El Bonito del Norte, es ideal para la elaboración de conservas. Su preparación es muy simple. Consiste solamente en limpiar el pescado, cortarlo en trozos grandes y cocerlo a temperatura y tiempos exactos. A continuación se procede a quitar las espinas y la piel e introducir los trozos en latas o frascos de cristal, rellenar el envase con aceite, de oliva virgen mejor, o con escabeche en su caso, y esterilizar los envases herméticamente cerrados, en autoclaves a temperatura de 116º C.
El producto final es una maravilla, que conserva sabor y aromas del pescado, y es una de las joyas que ofrece al mundo la industria conservera española, sobre todo si se trata de ventresca o de las preparaciones especiales que se hacen en latas grandes y que ofrecen una única rodaja de bonito por envase.
Lo mejor es consumir las especialidades culinarias que ofrece nuestra cocina y entre ellas le sugerimos el “marmitako”, nombre que en euskera quiere decir “de la marmita” y con el que se designaba a la comida tradicional de los pescadores.
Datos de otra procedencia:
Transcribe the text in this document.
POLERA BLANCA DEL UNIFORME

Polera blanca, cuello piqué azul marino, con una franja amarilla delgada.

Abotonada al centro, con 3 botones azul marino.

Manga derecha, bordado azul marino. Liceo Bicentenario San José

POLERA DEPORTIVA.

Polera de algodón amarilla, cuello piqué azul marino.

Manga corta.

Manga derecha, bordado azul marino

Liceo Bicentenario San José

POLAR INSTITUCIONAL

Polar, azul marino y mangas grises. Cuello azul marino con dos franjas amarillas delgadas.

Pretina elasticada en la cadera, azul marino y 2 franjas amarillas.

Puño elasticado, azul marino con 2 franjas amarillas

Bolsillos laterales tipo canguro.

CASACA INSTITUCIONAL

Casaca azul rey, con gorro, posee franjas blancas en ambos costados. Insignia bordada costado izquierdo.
Cuando aún no se conocían las patatas, los tomates y los pimientos, se hacia con Waldo, pan y pescado recién cogido, un sabroso cocido, que se acompañaba con vino o sidra.
El descubrimiento de América aportó los ingredientes que hoy le dan carácter y calidad a un plato excepcional el “marmitako”, de mar y de huerta que combina los productos, en una preparación maravillosa.
La ventresca a la plancha, muy poco hecha, unos segundos solo por la cara interna y un poco más por la externa, un minuto aproximadamente en total, y rociada con una chispa de un buen vinagre de Jerez, es una delicia que si se acompaña con un blanco con madera, un “godello”, por ejemplo, ofrece la oportunidad de disfrutar de un placer único.